I think what a lot of people fail to realize is that the SAT being based on Aptitude is intentional. Doing well on the SAT means knowing how to study for the SAT (with an advantage given to those who do well in school). That's what the test is measuring, your ability to study.

1 comments

yes and no. anecdotally, I did quite well on the SAT and never did a minute of study for it.

it is certainly possible to study for it, but it is also possible to just be naturally very good at standardized testing.

Yes, and those who are naturally good at standardized testing (such as myself) have an advantage on the SAT, which is one of its issues. But as far as College Board is concerned, the actual content is largely irrelevant.
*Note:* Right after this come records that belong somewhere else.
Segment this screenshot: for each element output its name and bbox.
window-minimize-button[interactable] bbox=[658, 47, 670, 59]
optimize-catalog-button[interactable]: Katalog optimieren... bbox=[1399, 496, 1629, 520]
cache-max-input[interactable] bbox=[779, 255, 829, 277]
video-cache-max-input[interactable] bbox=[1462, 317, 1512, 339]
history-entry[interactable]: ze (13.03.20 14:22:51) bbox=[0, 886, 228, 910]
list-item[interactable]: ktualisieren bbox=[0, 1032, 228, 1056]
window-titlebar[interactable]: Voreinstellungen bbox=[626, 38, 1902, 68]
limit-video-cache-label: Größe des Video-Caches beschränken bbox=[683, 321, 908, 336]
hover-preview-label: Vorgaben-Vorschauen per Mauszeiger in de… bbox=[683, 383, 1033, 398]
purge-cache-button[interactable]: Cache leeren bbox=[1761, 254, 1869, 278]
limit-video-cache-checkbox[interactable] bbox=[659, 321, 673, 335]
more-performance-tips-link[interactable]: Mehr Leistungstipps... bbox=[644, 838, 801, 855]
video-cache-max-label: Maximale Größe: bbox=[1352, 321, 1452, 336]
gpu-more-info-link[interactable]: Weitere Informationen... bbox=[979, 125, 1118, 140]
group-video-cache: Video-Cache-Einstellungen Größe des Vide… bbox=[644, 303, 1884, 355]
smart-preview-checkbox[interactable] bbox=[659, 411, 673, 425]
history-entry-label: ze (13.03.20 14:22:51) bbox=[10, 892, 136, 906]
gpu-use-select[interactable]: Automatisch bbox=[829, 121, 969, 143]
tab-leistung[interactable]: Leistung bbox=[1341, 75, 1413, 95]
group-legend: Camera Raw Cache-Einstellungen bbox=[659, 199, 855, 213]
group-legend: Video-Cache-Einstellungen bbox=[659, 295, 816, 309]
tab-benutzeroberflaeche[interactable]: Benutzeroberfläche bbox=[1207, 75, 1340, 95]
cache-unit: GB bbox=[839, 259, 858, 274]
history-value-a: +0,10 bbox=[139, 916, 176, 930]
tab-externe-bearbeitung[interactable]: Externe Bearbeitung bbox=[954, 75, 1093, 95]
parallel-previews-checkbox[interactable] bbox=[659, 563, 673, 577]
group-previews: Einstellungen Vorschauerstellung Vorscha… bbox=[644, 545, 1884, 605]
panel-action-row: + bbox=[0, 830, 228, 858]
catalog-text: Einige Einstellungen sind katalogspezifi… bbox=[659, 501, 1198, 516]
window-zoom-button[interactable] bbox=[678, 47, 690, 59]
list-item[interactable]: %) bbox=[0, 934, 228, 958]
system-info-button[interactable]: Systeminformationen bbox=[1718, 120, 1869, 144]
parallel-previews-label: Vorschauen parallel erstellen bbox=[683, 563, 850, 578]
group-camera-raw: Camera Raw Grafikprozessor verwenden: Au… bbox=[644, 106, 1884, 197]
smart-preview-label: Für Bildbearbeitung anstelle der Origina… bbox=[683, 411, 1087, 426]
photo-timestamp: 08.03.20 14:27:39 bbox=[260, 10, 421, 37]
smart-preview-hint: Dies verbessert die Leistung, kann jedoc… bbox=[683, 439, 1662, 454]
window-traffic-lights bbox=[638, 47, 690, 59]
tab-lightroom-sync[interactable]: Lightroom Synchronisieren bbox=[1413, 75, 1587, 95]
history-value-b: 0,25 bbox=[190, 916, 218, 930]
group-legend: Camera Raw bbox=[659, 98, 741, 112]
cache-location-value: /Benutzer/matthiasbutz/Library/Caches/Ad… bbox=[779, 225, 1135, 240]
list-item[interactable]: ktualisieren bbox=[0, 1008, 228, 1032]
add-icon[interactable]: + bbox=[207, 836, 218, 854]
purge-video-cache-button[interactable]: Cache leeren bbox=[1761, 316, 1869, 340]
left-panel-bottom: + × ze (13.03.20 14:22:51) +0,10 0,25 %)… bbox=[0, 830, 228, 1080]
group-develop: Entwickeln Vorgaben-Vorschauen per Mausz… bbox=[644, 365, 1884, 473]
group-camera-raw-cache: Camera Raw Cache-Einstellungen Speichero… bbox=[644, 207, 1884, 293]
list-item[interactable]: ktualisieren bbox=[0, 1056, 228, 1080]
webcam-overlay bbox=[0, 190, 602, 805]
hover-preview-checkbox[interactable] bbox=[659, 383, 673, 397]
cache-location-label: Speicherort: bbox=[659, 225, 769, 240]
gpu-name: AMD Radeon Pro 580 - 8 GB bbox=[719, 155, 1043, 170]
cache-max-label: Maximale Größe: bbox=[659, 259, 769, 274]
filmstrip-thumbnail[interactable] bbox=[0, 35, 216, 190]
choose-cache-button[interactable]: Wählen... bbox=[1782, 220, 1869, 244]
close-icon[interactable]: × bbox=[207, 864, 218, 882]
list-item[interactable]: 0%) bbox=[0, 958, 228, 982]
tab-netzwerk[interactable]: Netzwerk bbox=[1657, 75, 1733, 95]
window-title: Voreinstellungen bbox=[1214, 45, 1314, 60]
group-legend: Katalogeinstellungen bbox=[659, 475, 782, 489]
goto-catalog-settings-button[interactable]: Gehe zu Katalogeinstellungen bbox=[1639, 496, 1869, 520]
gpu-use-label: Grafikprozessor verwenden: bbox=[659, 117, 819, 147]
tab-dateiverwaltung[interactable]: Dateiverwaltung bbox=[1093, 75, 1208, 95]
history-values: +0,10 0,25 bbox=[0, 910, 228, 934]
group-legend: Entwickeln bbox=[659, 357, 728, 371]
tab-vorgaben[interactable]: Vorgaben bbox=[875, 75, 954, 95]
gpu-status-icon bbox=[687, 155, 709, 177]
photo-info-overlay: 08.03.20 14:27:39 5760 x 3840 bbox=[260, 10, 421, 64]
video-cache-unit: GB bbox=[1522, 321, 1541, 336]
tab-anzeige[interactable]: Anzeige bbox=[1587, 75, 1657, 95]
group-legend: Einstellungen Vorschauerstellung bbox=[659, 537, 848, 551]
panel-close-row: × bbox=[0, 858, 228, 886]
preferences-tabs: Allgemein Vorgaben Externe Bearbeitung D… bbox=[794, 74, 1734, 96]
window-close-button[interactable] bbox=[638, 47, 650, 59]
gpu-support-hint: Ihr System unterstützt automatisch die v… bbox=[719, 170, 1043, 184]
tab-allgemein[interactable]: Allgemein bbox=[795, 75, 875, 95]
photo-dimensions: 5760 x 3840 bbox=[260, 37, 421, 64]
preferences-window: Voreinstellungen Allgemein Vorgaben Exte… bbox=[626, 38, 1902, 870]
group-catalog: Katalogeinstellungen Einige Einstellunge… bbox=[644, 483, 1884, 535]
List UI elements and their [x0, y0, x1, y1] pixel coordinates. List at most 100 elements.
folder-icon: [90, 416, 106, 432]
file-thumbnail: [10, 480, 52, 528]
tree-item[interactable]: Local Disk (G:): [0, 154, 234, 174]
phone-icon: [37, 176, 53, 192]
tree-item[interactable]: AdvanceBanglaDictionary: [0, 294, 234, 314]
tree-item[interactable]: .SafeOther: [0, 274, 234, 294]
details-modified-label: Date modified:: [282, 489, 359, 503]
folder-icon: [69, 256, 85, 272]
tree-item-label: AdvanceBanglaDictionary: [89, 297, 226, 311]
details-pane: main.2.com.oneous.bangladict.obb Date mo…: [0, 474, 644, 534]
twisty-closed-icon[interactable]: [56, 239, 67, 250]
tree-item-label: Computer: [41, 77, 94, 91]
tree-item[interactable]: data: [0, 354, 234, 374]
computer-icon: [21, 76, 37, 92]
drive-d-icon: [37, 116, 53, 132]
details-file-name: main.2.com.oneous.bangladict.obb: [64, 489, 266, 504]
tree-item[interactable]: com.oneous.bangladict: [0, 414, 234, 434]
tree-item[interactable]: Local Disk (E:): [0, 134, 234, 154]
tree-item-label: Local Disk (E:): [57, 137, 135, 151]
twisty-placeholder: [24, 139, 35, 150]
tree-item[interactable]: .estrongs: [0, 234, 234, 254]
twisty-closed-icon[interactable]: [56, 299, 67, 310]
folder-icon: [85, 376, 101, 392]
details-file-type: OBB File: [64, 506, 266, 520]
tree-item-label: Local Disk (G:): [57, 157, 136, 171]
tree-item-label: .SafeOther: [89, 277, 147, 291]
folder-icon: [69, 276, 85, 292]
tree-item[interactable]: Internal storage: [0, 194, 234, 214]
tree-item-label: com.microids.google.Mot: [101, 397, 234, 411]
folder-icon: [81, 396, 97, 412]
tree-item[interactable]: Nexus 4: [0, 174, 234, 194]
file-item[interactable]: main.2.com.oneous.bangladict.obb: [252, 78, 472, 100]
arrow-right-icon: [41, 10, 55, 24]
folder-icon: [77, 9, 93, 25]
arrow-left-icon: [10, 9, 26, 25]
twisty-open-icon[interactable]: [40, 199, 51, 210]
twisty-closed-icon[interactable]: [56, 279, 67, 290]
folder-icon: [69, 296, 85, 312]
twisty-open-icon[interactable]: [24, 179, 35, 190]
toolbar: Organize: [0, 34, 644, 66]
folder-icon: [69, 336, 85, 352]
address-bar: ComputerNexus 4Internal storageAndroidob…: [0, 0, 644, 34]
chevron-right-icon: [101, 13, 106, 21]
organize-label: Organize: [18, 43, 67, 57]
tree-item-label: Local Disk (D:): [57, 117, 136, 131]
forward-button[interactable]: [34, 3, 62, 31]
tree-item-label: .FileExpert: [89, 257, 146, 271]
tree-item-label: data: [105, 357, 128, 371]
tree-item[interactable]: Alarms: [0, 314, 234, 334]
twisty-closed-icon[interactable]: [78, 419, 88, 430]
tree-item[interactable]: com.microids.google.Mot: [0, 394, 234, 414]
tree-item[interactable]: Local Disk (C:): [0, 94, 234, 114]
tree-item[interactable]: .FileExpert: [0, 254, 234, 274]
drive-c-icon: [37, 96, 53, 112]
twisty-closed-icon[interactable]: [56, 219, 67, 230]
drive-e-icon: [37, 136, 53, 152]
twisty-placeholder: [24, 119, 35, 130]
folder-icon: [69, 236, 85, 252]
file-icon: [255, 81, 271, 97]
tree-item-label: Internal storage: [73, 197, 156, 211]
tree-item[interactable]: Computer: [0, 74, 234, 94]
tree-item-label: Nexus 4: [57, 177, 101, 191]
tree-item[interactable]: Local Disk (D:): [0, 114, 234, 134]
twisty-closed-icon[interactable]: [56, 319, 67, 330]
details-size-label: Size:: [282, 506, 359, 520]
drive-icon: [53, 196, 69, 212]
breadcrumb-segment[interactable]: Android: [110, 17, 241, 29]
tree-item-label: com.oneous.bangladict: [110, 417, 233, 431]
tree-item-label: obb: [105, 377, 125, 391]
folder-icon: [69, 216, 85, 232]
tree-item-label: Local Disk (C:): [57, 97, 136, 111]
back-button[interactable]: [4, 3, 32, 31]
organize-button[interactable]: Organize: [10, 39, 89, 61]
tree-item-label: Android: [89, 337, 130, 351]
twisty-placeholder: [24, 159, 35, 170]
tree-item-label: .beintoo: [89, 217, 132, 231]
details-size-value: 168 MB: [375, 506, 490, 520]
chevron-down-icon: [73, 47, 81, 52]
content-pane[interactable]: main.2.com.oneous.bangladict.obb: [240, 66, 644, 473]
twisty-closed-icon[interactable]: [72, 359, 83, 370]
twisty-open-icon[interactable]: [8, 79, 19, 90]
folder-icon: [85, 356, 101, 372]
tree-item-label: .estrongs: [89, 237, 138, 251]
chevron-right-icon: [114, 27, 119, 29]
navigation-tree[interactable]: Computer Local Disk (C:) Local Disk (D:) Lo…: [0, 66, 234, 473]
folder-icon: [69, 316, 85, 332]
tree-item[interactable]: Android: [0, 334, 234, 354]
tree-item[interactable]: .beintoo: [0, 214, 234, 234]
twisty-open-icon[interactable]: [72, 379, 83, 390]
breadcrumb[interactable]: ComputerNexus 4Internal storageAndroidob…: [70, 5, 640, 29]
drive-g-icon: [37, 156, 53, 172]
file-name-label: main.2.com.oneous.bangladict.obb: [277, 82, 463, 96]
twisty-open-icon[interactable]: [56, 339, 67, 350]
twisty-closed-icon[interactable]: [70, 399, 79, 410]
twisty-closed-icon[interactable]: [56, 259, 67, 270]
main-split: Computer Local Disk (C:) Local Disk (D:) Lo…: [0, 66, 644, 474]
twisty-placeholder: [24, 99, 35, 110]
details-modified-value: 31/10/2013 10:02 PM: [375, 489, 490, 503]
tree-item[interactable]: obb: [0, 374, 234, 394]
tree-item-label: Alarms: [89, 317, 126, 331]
SAT Math does not test number sense or ability to reason with abstsactions, instead how effective you are at applying a specific set of memorized rules.

SAT ERW does test comprehension, but only in a very specific context. The College Board specifically chooses passages that are meant to be boring, so the reader skims them. SAT Reading is mostly about the grit of paying attention to detail.

SAT Writing, of course is about applying specific prescriptivist grammar rulesets (no singular they comes to mind)

Fundamentally, SAT is designed to be a test of attention to detail and studying, not content mastery. Schools will look at transcripts, AP Tests, or SAT Subject Tests to determine that.